Дни бессрочного отпуска бравого десантника Андрея Петушка в доме Морозовых проходили однообразно: спал он до десяти (к тому времени и Татьяна, и Изольда уходили по своим делам), потом принимал душ, завтракал и смотрел телевизор. Телевизор работал практически с утра до ночи — Петушок смотрел новости и все, что так или иначе касалось Чечни. Конечно, многие сюжеты и информация о событиях повторялись в течение дня, но это было даже лучше — материал, как говорится, усваивался прочнее. Теперь Петушок довольно хорошо представлял, что там, в Грозном, происходило: где, в какой части города идут бои, какие подразделения российской армии воюют, как ведут себя дудаевцы и «наши». Нет-нет, но на экране мелькали и знакомые лица: как-то чумазый и явно простуженный Витька Гусликов из второй роты сказал телекорреспонденту, мол, все тут нормально, воюем, порядок наведем. Есть, конечно, раненые и убитые — потерь много, особенно много полегло парней в Новогоднюю ночь, при штурме Дворца Дудаева и железнодорожного вокзала. Кое-кто в плену оказался, есть и без вести пропавшие… Гусликов назвал две-три фамилии по просьбе корреспондента, и Петушок вдруг услышал свою. Это было так неожиданно, что он даже подпрыгнул на диване — не ослышался ли? Может, Петухов? Или Лапшинок? Кажется, в третьей роте был такой сержант?.. Но телевизор повторить не попросишь, Витька Гусликов исчез с экрана, и больше он, Петушок, его не видел, хотя «Новости» и программу «Время» смотрел теперь с удвоенным вниманием.

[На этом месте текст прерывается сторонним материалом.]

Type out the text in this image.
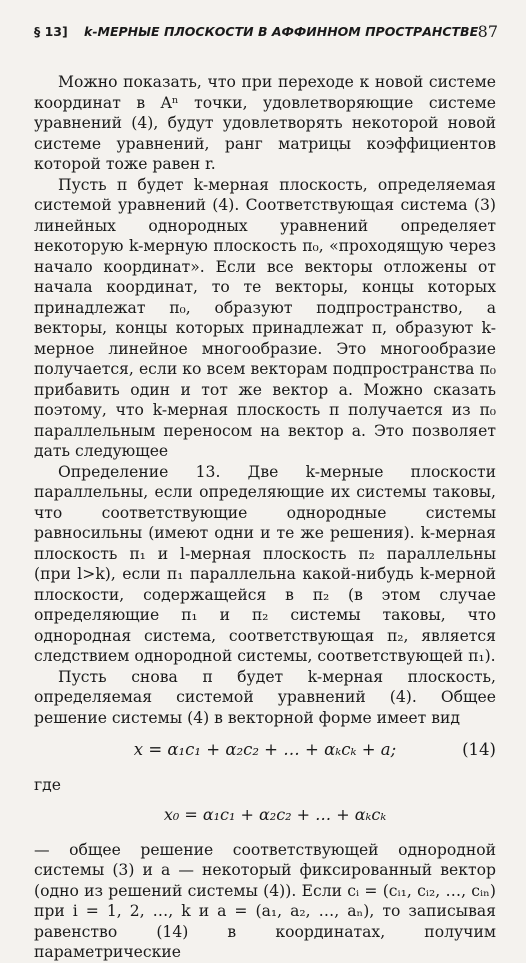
§ 13] k-МЕРНЫЕ ПЛОСКОСТИ В АФФИННОМ ПРОСТРАНСТВЕ 87

Можно показать, что при переходе к новой системе координат в Aⁿ точки, удовлетворяющие системе уравнений (4), будут удовлетворять некоторой новой системе уравнений, ранг матрицы коэффициентов которой тоже равен r.

Пусть π будет k-мерная плоскость, определяемая системой уравнений (4). Соответствующая система (3) линейных однородных уравнений определяет некоторую k-мерную плоскость π₀, «проходящую через начало координат». Если все векторы отложены от начала координат, то те векторы, концы которых принадлежат π₀, образуют подпространство, а векторы, концы которых принадлежат π, образуют k-мерное линейное многообразие. Это многообразие получается, если ко всем векторам подпространства π₀ прибавить один и тот же вектор a. Можно сказать поэтому, что k-мерная плоскость π получается из π₀ параллельным переносом на вектор a. Это позволяет дать следующее

Определение 13. Две k-мерные плоскости параллельны, если определяющие их системы таковы, что соответствующие однородные системы равносильны (имеют одни и те же решения). k-мерная плоскость π₁ и l-мерная плоскость π₂ параллельны (при l>k), если π₁ параллельна какой-нибудь k-мерной плоскости, содержащейся в π₂ (в этом случае определяющие π₁ и π₂ системы таковы, что однородная система, соответствующая π₂, является следствием однородной системы, соответствующей π₁).

Пусть снова π будет k-мерная плоскость, определяемая системой уравнений (4). Общее решение системы (4) в векторной форме имеет вид

x = α₁c₁ + α₂c₂ + … + αₖcₖ + a;	(14)

где

x₀ = α₁c₁ + α₂c₂ + … + αₖcₖ

— общее решение соответствующей однородной системы (3) и a — некоторый фиксированный вектор (одно из решений системы (4)). Если cᵢ = (cᵢ₁, cᵢ₂, …, cᵢₙ) при i = 1, 2, …, k и a = (a₁, a₂, …, aₙ), то записывая равенство (14) в координатах, получим параметрические
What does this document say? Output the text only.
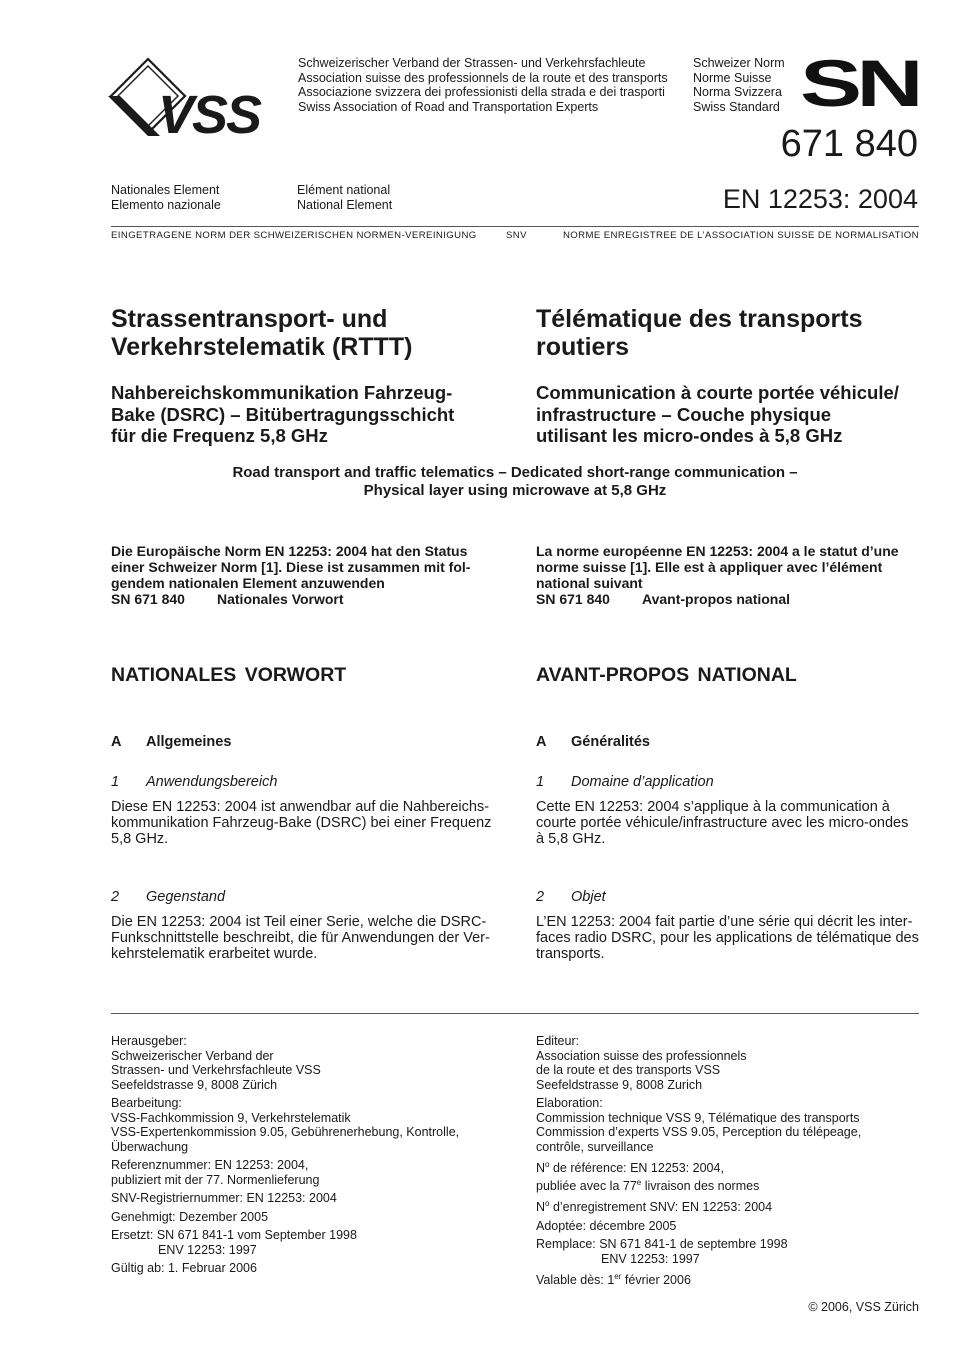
VSS
Schweizerischer Verband der Strassen- und Verkehrsfachleute
Association suisse des professionnels de la route et des transports
Associazione svizzera dei professionisti della strada e dei trasporti
Swiss Association of Road and Transportation Experts
Schweizer Norm
Norme Suisse
Norma Svizzera
Swiss Standard SN
671 840
EN 12253: 2004
Nationales Element
Elemento nazionale
Elément national
National Element
EINGETRAGENE NORM DER SCHWEIZERISCHEN NORMEN-VEREINIGUNG	SNV	NORME ENREGISTREE DE L’ASSOCIATION SUISSE DE NORMALISATION
Strassentransport- und
Verkehrstelematik (RTTT)
Télématique des transports
routiers
Nahbereichskommunikation Fahrzeug-
Bake (DSRC) – Bitübertragungsschicht
für die Frequenz 5,8 GHz
Communication à courte portée véhicule/
infrastructure – Couche physique
utilisant les micro-ondes à 5,8 GHz
Road transport and traffic telematics – Dedicated short-range communication –
Physical layer using microwave at 5,8 GHz
Die Europäische Norm EN 12253: 2004 hat den Status
einer Schweizer Norm [1]. Diese ist zusammen mit fol-
gendem nationalen Element anzuwenden
SN 671 840 Nationales Vorwort
La norme européenne EN 12253: 2004 a le statut d’une
norme suisse [1]. Elle est à appliquer avec l’élément
national suivant
SN 671 840 Avant-propos national
NATIONALES VORWORT	AVANT-PROPOS NATIONAL
A Allgemeines	A Généralités
1 Anwendungsbereich	1 Domaine d’application
Diese EN 12253: 2004 ist anwendbar auf die Nahbereichs-
kommunikation Fahrzeug-Bake (DSRC) bei einer Frequenz
5,8 GHz.
Cette EN 12253: 2004 s’applique à la communication à
courte portée véhicule/infrastructure avec les micro-ondes
à 5,8 GHz.
2 Gegenstand	2 Objet
Die EN 12253: 2004 ist Teil einer Serie, welche die DSRC-
Funkschnittstelle beschreibt, die für Anwendungen der Ver-
kehrstelematik erarbeitet wurde.
L’EN 12253: 2004 fait partie d’une série qui décrit les inter-
faces radio DSRC, pour les applications de télématique des
transports.
Herausgeber:
Schweizerischer Verband der
Strassen- und Verkehrsfachleute VSS
Seefeldstrasse 9, 8008 Zürich
Bearbeitung:
VSS-Fachkommission 9, Verkehrstelematik
VSS-Expertenkommission 9.05, Gebührenerhebung, Kontrolle,
Überwachung
Referenznummer: EN 12253: 2004,
publiziert mit der 77. Normenlieferung
SNV-Registriernummer: EN 12253: 2004
Genehmigt: Dezember 2005
Ersetzt: SN 671 841-1 vom September 1998
ENV 12253: 1997
Gültig ab: 1. Februar 2006
Editeur:
Association suisse des professionnels
de la route et des transports VSS
Seefeldstrasse 9, 8008 Zurich
Elaboration:
Commission technique VSS 9, Télématique des transports
Commission d’experts VSS 9.05, Perception du télépeage,
contrôle, surveillance
$N^o$ de référence: EN 12253: 2004,
publiée avec la 77e livraison des normes
$N^o$ d’enregistrement SNV: EN 12253: 2004
Adoptée: décembre 2005
Remplace: SN 671 841-1 de septembre 1998
ENV 12253: 1997
Valable dès: 1er février 2006
© 2006, VSS Zürich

Так-так, значит, в полку его считают без вести пропавшим. Что ж, неплохо. Потом, когда заварушка поутихнет, можно будет и объявиться. Дескать, был в плену, контузило в ночь с первого на второе января, ничего не помню. Очнулся — какой-то подвал, раненые и пленные. Оказалось — Дворец Дудаева. Сначала там держали, потом, когда российские войска стали наступать, перевезли на южную окраину Грозного, тоже в подвал, потом — в Гудермес. Держали в госпитале, под охраной ополченцев. Предлагали на их стороне воевать, ругали Грачева и Ельцина, обещали большие деньги, но Петушок отказался.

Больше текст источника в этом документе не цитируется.